Author: Francis Morgan Nichols
Publisher:
Published: 1889
Total Pages: 254
ISBN-13:
DOWNLOAD EBOOKAuthor: Judy E. Gaughan
Publisher: University of Texas Press
Published: 2010
Total Pages: 215
ISBN-13: 0292721110
DOWNLOAD EBOOKEmbarking on a unique study of Roman criminal law, Judy Gaughan has developed a novel understanding of the nature of social and political power dynamics in republican government.

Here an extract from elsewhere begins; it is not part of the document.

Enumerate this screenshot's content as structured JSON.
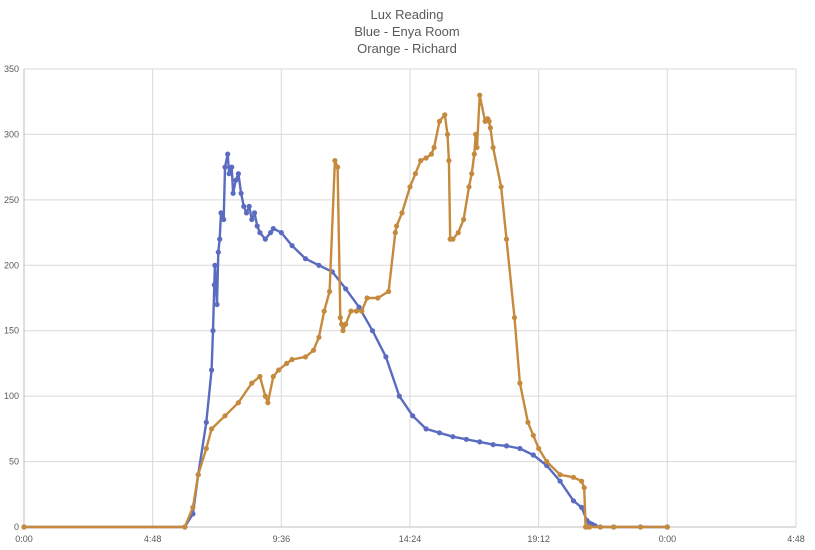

Revealing the significant relationship between political power and attitudes toward homicide in the Roman republic, Murder Was Not a Crime describes a legal system through which families (rather than the government) were given the power to mete out punishment for murder. With implications that could modify the most fundamental beliefs about the Roman republic, Gaughan's research maintains that Roman criminal law did not contain a specific enactment against murder, although it had done so prior to the overthrow of the monarchy. While kings felt an imperative to hold monopoly over the power to kill, Gaughan argues, the republic phase ushered in a form of decentralized government that did not see itself as vulnerable to challenge by an act of murder. And the power possessed by individual families ensured that the government would not attain the responsibility for punishing homicidal violence. Drawing on surviving Roman laws and literary sources, Murder Was Not a Crime also explores the dictator Sulla's "murder law," arguing that it lacked any government concept of murder and was instead simply a collection of earlier statutes repressing poisoning, arson, and the carrying of weapons. Reinterpreting a spectrum of scenarios, Gaughan makes new distinctions between the paternal head of household and his power over life and death, versus the power of consuls and praetors to command and kill.
Author: John E. Stambaugh
Publisher: JHU Press
Published: 1988-05
Total Pages: 420
ISBN-13: 9780801836923
DOWNLOAD EBOOKA synthesis of recent work in archaeology and social history, drawing on physical, literary, and documentary sources.